Here, we take a look at six of the best Schubert Lieder. Our list, though, certainly isn’t meant to be definitive – tell us your favourites in the comments section below.
Der Erlkönig, D328 (1815)
Setting text by Goethe to music was not easy for Schubert: he wrote three other versions before resting on this final setting.
Der Erlkönig – which tells the story of a doomed child being carried home on horseback by his father – features a fiendishly difficult piano part, not necessarily in terms of technicality, but in the swift, repetitive chords of the right hand that must be sustained over several minutes.
Nor is the vocal part let off lightly – with four different characters to portray and a wide range, this song is not for the faint-hearted.
Nacht und Träume, D827 (1825)
A decidedly slower and calmer affair than Erlkönig, this setting of Nacht und Träume (‘Night and Dreams’) is challenging for other reasons.
The breath control and ability to sustain are enough to ward off any nervous recitalist – there is no room for error. When sung well, such as in this recording by baritone Dietrich Fischer-Dieskau, the tune flows beautifully.
Ich wollt, ich wär ein Fisch, D558 (1817)
Here’s a lesser known gem.

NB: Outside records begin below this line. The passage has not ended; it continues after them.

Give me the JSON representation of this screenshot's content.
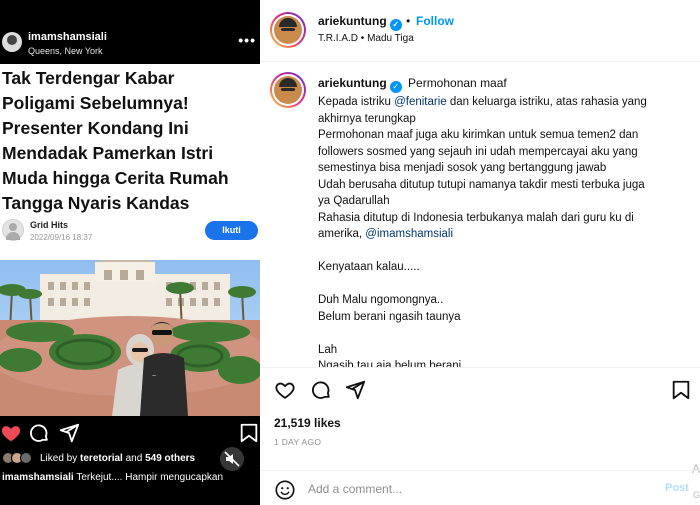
{
  "left": {
    "username": "imamshamsiali",
    "location": "Queens, New York",
    "more": "•••",
    "headline_lines": [
      "Tak Terdengar Kabar",
      "Poligami Sebelumnya!",
      "Presenter Kondang Ini",
      "Mendadak Pamerkan Istri",
      "Muda hingga Cerita Rumah",
      "Tangga Nyaris Kandas"
    ],
    "source_name": "Grid Hits",
    "source_date": "2022/09/16 18:37",
    "follow_label": "Ikuti",
    "liked_by_prefix": "Liked by ",
    "liked_by_user": "teretorial",
    "liked_by_and": " and ",
    "liked_by_others": "549 others",
    "caption_user": "imamshamsiali",
    "caption_text": " Terkejut.... Hampir mengucapkan"
  },
  "post": {
    "username": "ariekuntung",
    "dot": "•",
    "follow_label": "Follow",
    "subtitle": "T.R.I.A.D • Madu Tiga",
    "caption_title": "Permohonan maaf",
    "caption_lines": [
      [
        "Kepada istriku ",
        "@fenitarie",
        " dan keluarga istriku, atas rahasia yang"
      ],
      [
        "akhirnya terungkap"
      ],
      [
        "Permohonan maaf juga aku kirimkan untuk semua temen2 dan"
      ],
      [
        "followers sosmed yang sejauh ini udah mempercayai aku yang"
      ],
      [
        "semestinya bisa menjadi sosok yang bertanggung jawab"
      ],
      [
        "Udah berusaha ditutup tutupi namanya takdir mesti terbuka juga"
      ],
      [
        "ya Qadarullah"
      ],
      [
        "Rahasia ditutup di Indonesia terbukanya malah dari guru ku di"
      ],
      [
        "amerika, ",
        "@imamshamsiali",
        ""
      ],
      [
        ""
      ],
      [
        "Kenyataan kalau....."
      ],
      [
        ""
      ],
      [
        "Duh Malu ngomongnya.."
      ],
      [
        "Belum berani ngasih taunya"
      ],
      [
        ""
      ],
      [
        "Lah"
      ],
      [
        "Ngasih tau aja belum berani"
      ]
    ],
    "likes": "21,519 likes",
    "time": "1 DAY AGO",
    "comment_placeholder": "Add a comment...",
    "post_label": "Post",
    "ghost_a": "A",
    "ghost_g": "G"
  },
  "colors": {
    "accent": "#0095f6",
    "like_red": "#ed4956",
    "follow_btn": "#1a73e8"
  },
  "icons": {
    "left_actions": [
      "heart-filled-icon",
      "comment-icon",
      "share-icon",
      "bookmark-icon"
    ],
    "right_actions": [
      "heart-icon",
      "comment-icon",
      "share-icon",
      "bookmark-icon"
    ],
    "mute": "speaker-muted-icon",
    "emoji": "smiley-icon",
    "verified": "verified-badge-icon"
  }
}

Ich wollt, ich wär ein Fisch is another setting of Goethe, this time representing someone who wishes to change to be more suitable to their loved one.
Various performers pick and choose the verses involved – some want to be a horse, some a bear, some just a penny in a pocket – but invariably, the fish remains. The poem ends with a verse that more or less says, ‘I am what I am…take it or leave it’.
We couldn’t really pick the whole of Schubert‘s song-cycle Winterreise, so here’s the opening movement to set the mood. Originally written for tenor, this performance has transposed the song to suit the voice – a precedent set by Schubert himself.
Winterreise is a setting of poems by Thomas Müller detailing the story of a man who leaves town in the middle of night in winter. In ‘Gute Nacht’, the singer explains how he had hoped to marry a young woman but failed, and now departs a stranger.
You may also be interested to watch this unique performance by Ambrož Bajec-Lapajne as he sings ‘Gute Nacht’ during brain surgery – things get really interesting around 2:40 (don’t worry – you won’t see any blood).
Licht und Liebe, D352 (1816?)
A duet for tenor and soprano, Licht und Liebe (‘Light and Love’) produces challenges in interesting ways. Relatively simple in melodic line, the singers often match notes from an end of one phrase to the start of the next, and spend extended phrases in intervals that are easy to stretch one way or another.
To keep together, and in tune, requires skill. The effect is lovely, however – it’s just a shame that Schubert didn’t write more duets.
Gretchen am Spinnrade, D118 (1814)
Drawing text from Goethe’s Faust, Schubert wrote this song at the tender age of 17. The whole piece follows the circle of a spinning wheel, from the looping right hand figure to the modulations which venture through numerous keys before returning to the home key of D minor.
The vocal line even imitates a circle, often centred on A, B flat and D. At moments of climax the voice soars upwards, before coming back down in resignation to repeat the opening lines once again: ‘Mein Ruh’ ist hin / Mein herz ist schwer’ (‘My peace is gone / My heart is heavy’). It almost feels as if Gretchen is doomed to sing this song forever, and we are catching just a glimpse of her eternal pain.